Une autre question se pose : est-ce que ce sont les barons qui se font coincer ces jours-ci ou ne s’agit-il là que de lieutenants qui empoisonnent nos jeunes ?
Le fait est qu’au fil des ans, certains sont devenus des experts dans le trafic de stupéfiants. Grâce à des soutiens bien placés et bien arrosés, ils ont pu faire prospérer leur business et ils ont diversifié leurs opérations en investissant leur argent mal gagné dans d’autres secteurs. Dans l’art de la couverture, ceux-ci sont devenus des maîtres absolus, connus seulement de quelques-uns. Se sentent-ils toujours à l’abri ?

Quoiqu’il en soit, les chiffres enregistrés depuis le début de l’année sont édifiants : l’Anti-Drug and Smuggling Unit et la Mauritius Revenue Authority ont saisi 39 colis postaux contenant de la drogue. La valeur de cette marchandise est estimée à Rs 103,5 millions. Jusqu’ici, neuf personnes ont été arrêtées dans ce contexte. Depuis 2014, la police a appréhendé 150 mineurs pour des délits liés au trafic de drogue et d’autres en relation avec les stupéfiants.

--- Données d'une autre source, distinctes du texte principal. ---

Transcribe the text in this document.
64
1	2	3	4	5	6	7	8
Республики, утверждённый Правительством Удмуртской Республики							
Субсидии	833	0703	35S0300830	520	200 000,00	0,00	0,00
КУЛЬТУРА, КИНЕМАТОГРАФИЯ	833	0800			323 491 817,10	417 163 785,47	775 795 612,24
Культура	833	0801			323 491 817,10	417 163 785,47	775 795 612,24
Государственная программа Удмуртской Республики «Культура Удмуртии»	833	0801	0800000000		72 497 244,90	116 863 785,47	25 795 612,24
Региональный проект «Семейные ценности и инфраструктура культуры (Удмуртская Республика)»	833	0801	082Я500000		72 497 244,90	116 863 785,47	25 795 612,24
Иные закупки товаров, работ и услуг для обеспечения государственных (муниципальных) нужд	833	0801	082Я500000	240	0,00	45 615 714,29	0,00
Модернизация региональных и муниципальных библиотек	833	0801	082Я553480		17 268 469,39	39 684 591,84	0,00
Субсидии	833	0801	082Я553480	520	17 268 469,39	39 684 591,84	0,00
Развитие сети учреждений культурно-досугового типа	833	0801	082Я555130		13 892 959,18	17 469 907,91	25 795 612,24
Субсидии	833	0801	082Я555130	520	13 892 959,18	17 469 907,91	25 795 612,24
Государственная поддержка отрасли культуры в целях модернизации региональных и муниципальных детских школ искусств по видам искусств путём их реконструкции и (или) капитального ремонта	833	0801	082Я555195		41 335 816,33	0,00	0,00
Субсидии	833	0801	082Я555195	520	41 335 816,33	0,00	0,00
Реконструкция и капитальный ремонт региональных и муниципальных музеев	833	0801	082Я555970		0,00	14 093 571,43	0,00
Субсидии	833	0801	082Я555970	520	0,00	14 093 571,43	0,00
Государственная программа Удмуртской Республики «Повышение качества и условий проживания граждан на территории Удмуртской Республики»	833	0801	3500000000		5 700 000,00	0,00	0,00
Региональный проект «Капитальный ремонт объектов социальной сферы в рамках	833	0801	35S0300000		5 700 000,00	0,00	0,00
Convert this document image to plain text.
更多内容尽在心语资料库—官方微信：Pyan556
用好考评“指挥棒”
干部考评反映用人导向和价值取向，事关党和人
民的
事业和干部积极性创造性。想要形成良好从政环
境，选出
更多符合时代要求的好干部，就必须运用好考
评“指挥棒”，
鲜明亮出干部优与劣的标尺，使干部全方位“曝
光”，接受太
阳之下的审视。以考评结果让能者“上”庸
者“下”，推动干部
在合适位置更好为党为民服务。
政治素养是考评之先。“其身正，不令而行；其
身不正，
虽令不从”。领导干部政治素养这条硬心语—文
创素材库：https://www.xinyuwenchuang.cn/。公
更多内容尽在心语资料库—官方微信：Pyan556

Mardi dernier, le Premier ministre sir Anerood Jugnauth (SAJ) a révélé, à l’Assemblée nationale, que 58 mineurs ont été arrêtés de janvier dernier jusqu’au 24 novembre pour des délits liés au trafic de drogue, contre 49 en 2015 et 43 en 2014. Un chiffre pour le moins inquiétant pour un petit pays comme Maurice. Il donne un aperçu de l’ampleur du phénomène et démontre que même les plus jeunes sont touchés.

« Je suis pleinement conscient du problème de trafic et de consommation de drogue au sein de la population et chez les jeunes. C’est dans cet esprit que mon Bureau approchera l’Office des Nations unies contre la drogue et le crime afin d’élaborer un plan directeur national de contrôle de drogue », devait expliquer SAJ.

Il n’est pas trop tôt. La création de la commission d’enquête contre la drogue est une excellente chose, tout comme l’est la montée en efficacité de la police, mais elles ne suffissent pas. Il faut frapper plus fort. Il n’y a pas d’alternative. Trop d’innocents sont victimes de quelques crapules. Et on ne parle pas ici uniquement de consommateurs de stupéfiants, mais aussi de leurs familles et de leur entourage. Sans oublier les victimes de vols et agressions en tous genres.